Vom Augenarzt zur Hausärztin

Die Frage am Montag: Arbeiten oder zu irgendeiner ärztlichen Untersuchung? Nachdem ich an den letzten beiden Montagen arbeiten war, kann es nur eine Antwort geben. Und weil es so viel Spaß macht, setze ich das an den nächsten Montagen fort.

Den Anfang macht der Termin beim Augenarzt. Neues Personal am Empfang. Eine Frau? Oder doch ein Mann? Zunächst tippe ich auf eine Frau, doch die Stimme gehört eindeutig zu einem Mann. Durch die ganzen irren Diskussionen sehe ich mich nicht in der Lage, die Frage ordnungsgemäß zu beantworten. Dieser ganze Gender-Irrsinn bringt einen nur durcheinander.

Nachdem der Augendruck gemessen wurde, folgt der Sehtest. Wie üblich eine Farce. Ich erkenne fast keine Zahlen, habe auch nicht wirklich den Ehrgeiz, die Zahlen zu erkennen und weiß, dass meine Brille zu schwach ist. Also sage ich meist so etwas: „Irgendwas, 9, 4, keine Ahnung.” Nächste Zeile. „Da erkenne ich nichts.” Immerhin erkenne ich die drei großen Zahlen. Es ist offensichtlich, dass ich den Sehtest nicht ernst nehme. Darum ist er schnell vorbei.

Weiter zur Gesichtsfeldmessung. Hier weiß ich nicht, was ich mit dem zugeklebten Auge machen soll. Öffne ich es, sehe ich die Punkte mit dem anderen Auge schlechter, kneife ich es zu, bin ich unzufrieden. Meine Konzentration ist mies, manchmal drücke ich zu spät, manchmal gar nicht, weil ich unsicher bin. Als das andere Auge dran ist, drücke ich, wenn ich das Gefühl habe, ich habe schon zu lange nicht gedrückt. Offensichtlich ist nur, dass ich mich nicht konzentrieren kann und nicht bei der Sache bin.

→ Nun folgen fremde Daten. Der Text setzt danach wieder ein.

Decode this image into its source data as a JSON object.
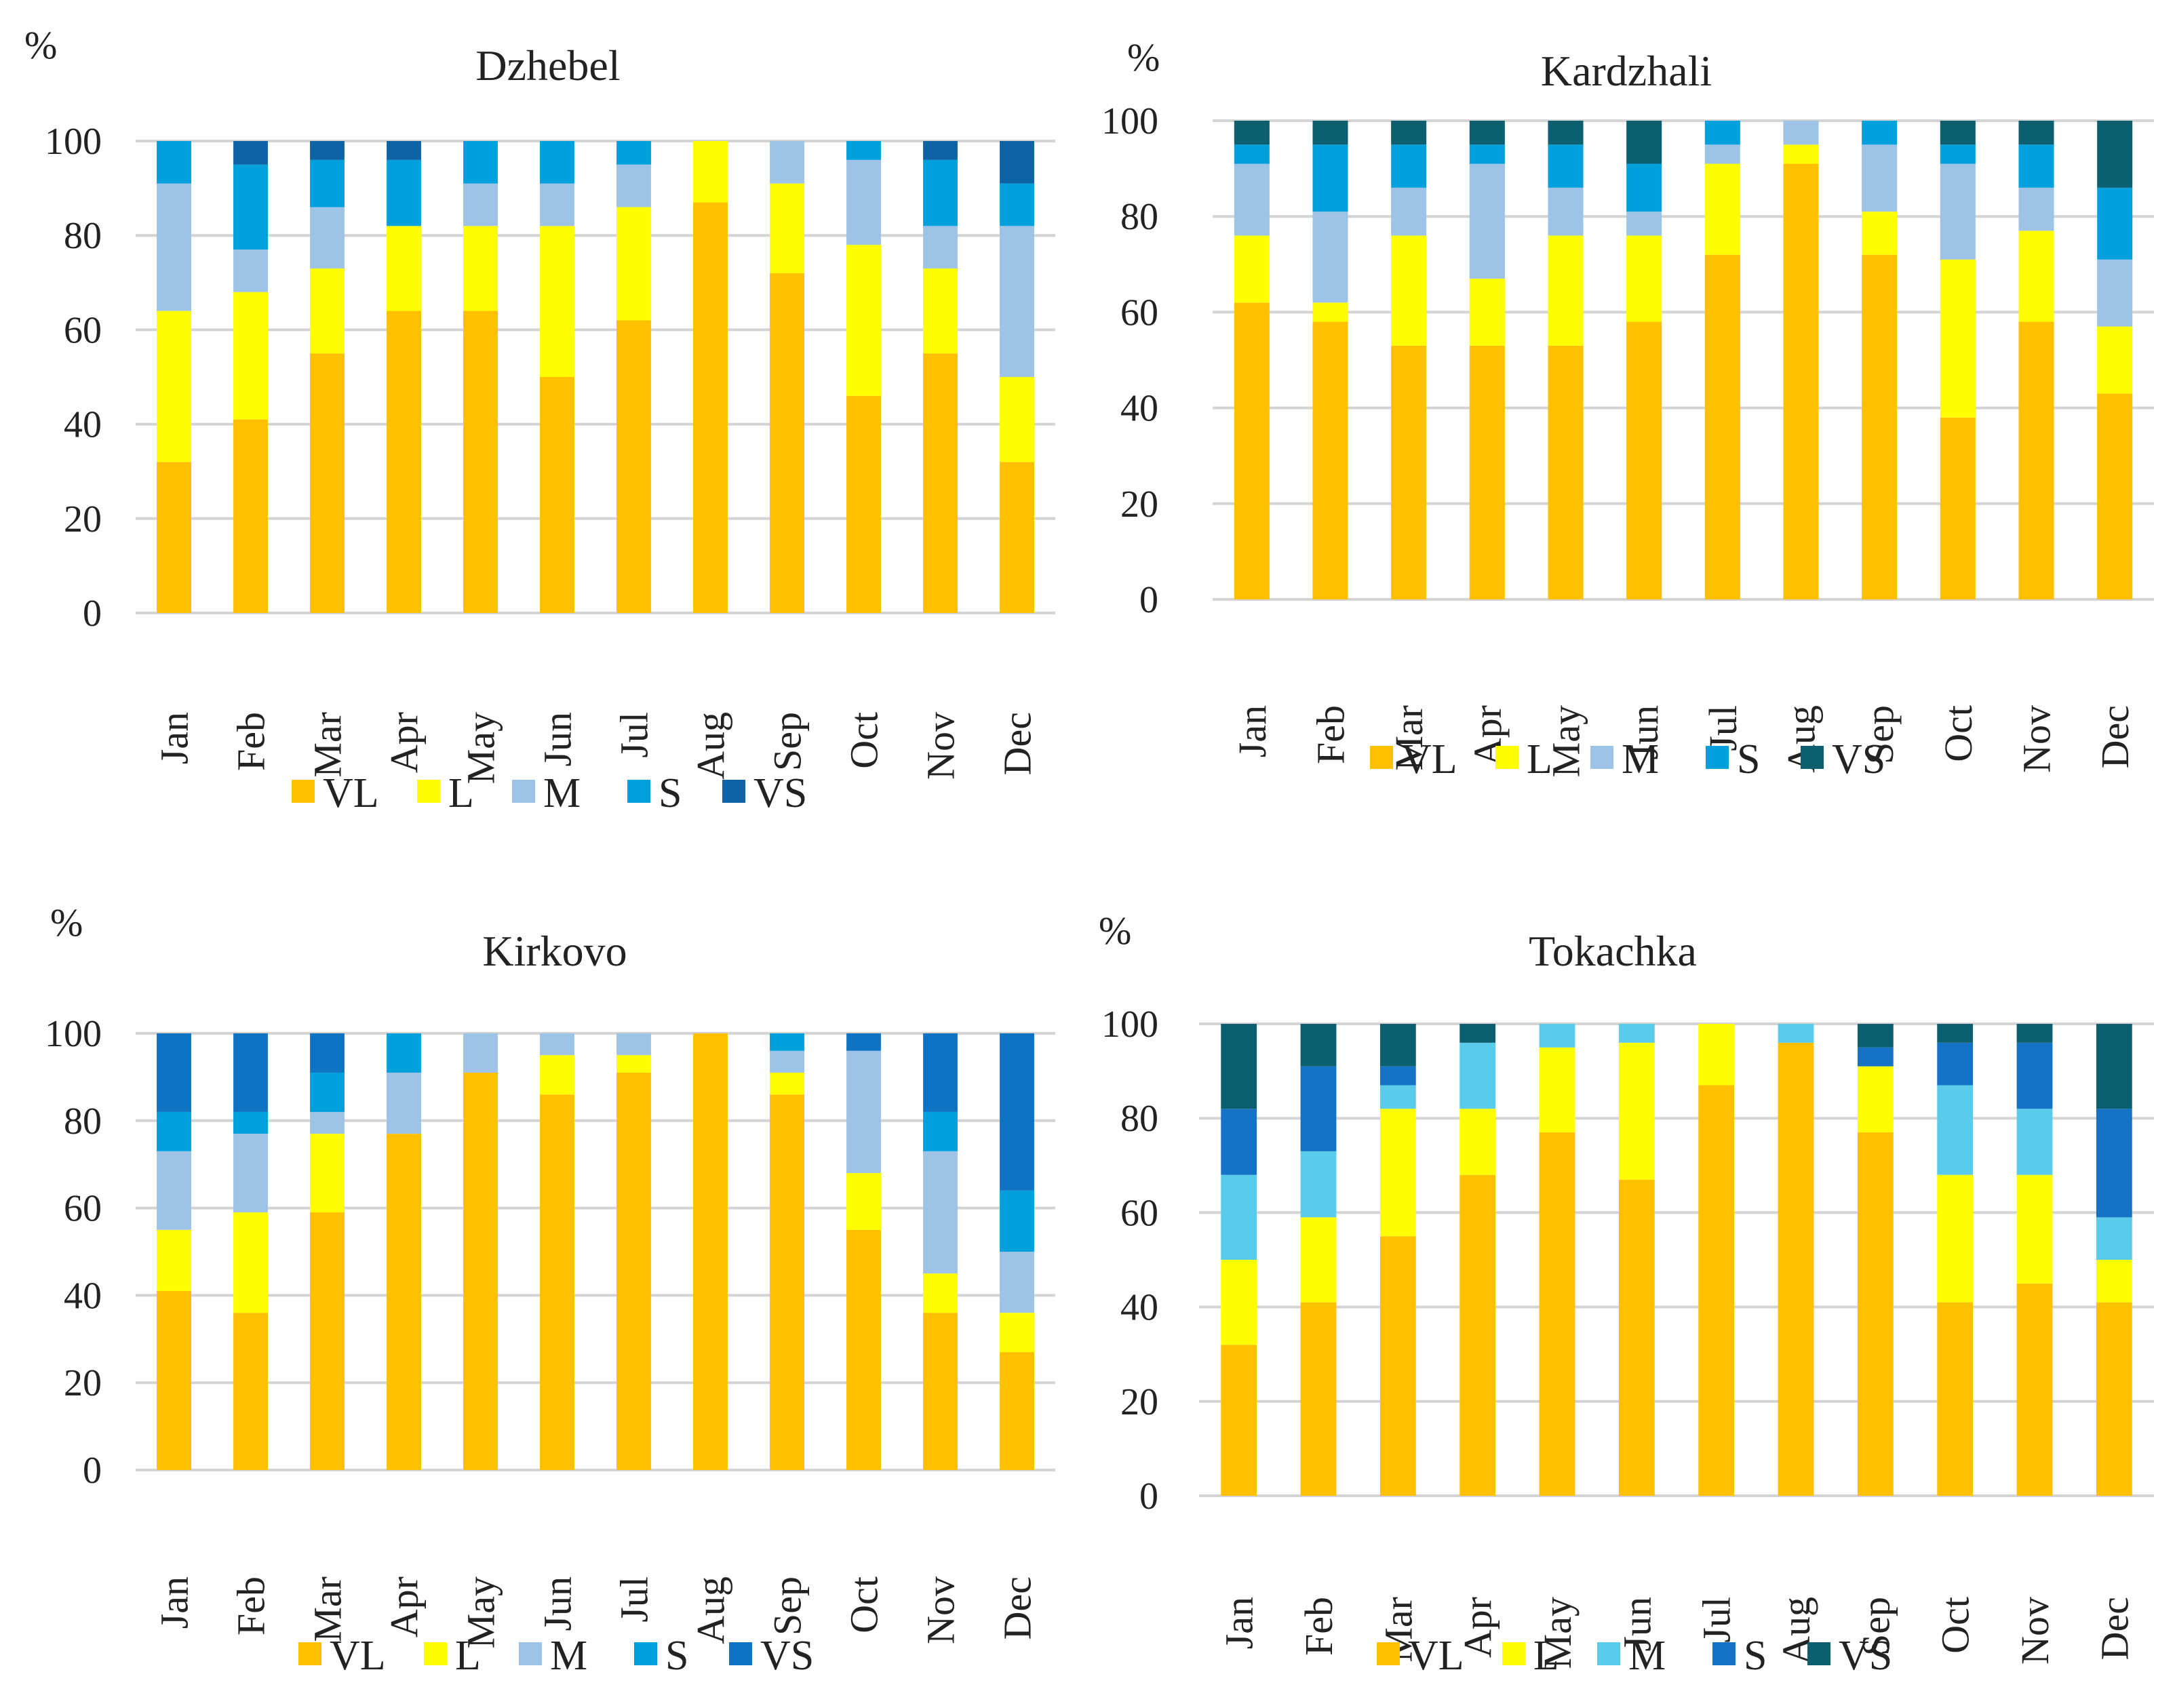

Als mich später der Arzt fragt, ob alles in Ordnung ist, sage ich ja. Die Untersuchungsergebnisse sind wohl auch gut. Ich frage nicht nach irgendwelchen Werten, und er sagt dazu auch nichts. Solange keine Medikamente ins Spiel kommen, finde ich die Regelung großartig. Keine Panik, keine Diskussionen. Einfach nur alle sechs Monate ein kurzer Check. Er untersucht noch die Augen, leuchtet hinein, betrachtet das Innenleben. Auch hier scheint es keinen Grund zur Besorgnis zu geben. Das war es für heute.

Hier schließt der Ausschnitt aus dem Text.